Davis entered Game 3 averaging 31.3 points on 61.5 percent shooting, 10.3 rebounds, 3.5 assists and 2.3 blocks in four games against the Heat this season (two regular-season matchups and the first two games in the Finals).
But Davis was relatively quiet on Sunday, with 15 points on 6-of-9 shooting, five rebounds, three assists and five turnovers in 33 minutes.
He was limited to just 11 first-half minutes because of foul trouble, as he recorded just five points and one rebound in the first two quarters. Davis picked up his fourth foul with 10:22 remaining in the third quarter, but Lakers coach Frank Vogel allowed him to play through it and he didn’t pick up another foul for the rest of the game.
Still, the fact Davis had four fouls seemed to take away some of his aggressiveness on both ends of the court in the second half.
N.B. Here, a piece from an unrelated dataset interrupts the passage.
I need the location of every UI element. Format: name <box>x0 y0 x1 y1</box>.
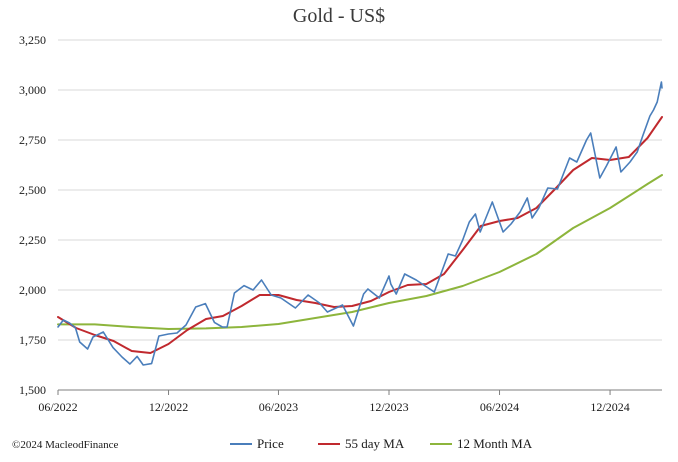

He went scoreless on just one shot and grabbed only one rebound in Sunday’s fourth quarter.
“I think the foul trouble made him a little passive, because he wanted to be out on the floor but he couldn’t be his aggressive self offensively and defensively,” James said of Davis. “I think the fouls slowed him down a lot tonight.”
Davis, who was a plus-33 in the first two games of the Finals, was a minus-26 in Game 3.
“He got in foul trouble early, but we just tried to make things tough for him,” Olynyk said of defending Davis on Sunday. “Make the catches tough. Don’t give him anything easy. Keep him off the glass. He’s really good player and he’s going to get some stuff done. But just make it as tough as we can on him and limit his opportunities.”
The Heat is still facing an uphill climb — especially if Adebayo and/or Dragic can’t return during the series — but it just avoided a situation that no NBA team has ever overcome.
Miami already faced long odds after going down 2-0 in the Finals. James owns a perfect 23-0 all-time record in playoff series that his team has won the first two games in, and 19 of those 23 series ended in either four or five games.
But with Sunday’s win, the Heat avoided a 3-0 hole. No NBA team has ever overcome a 3-0 series deficit to advance in the playoffs.
The Heat has still only been swept in a best-of-7 series once in franchise history, and that was in the first round against the Chicago Bulls in the 2007 playoffs.
Entering Game 3 as a nine-point underdog, the Heat’s Sunday win is the second-largest Finals upset in the last 30 seasons, according to ESPN Stats & Info.
“We’re always confident,” Butler said. “We know that we can win any game if we rebound, if we don’t turn the ball over, if we get back, things like that. But we got a group that, like we’re, I don’t like the word “underdog” so — nobody’s picking us, there you go, nobody’s picking us. And we really don’t care. We’re going to go out there and compete. That’s what we have been doing all year long, all playoffs, the time that we have been here.”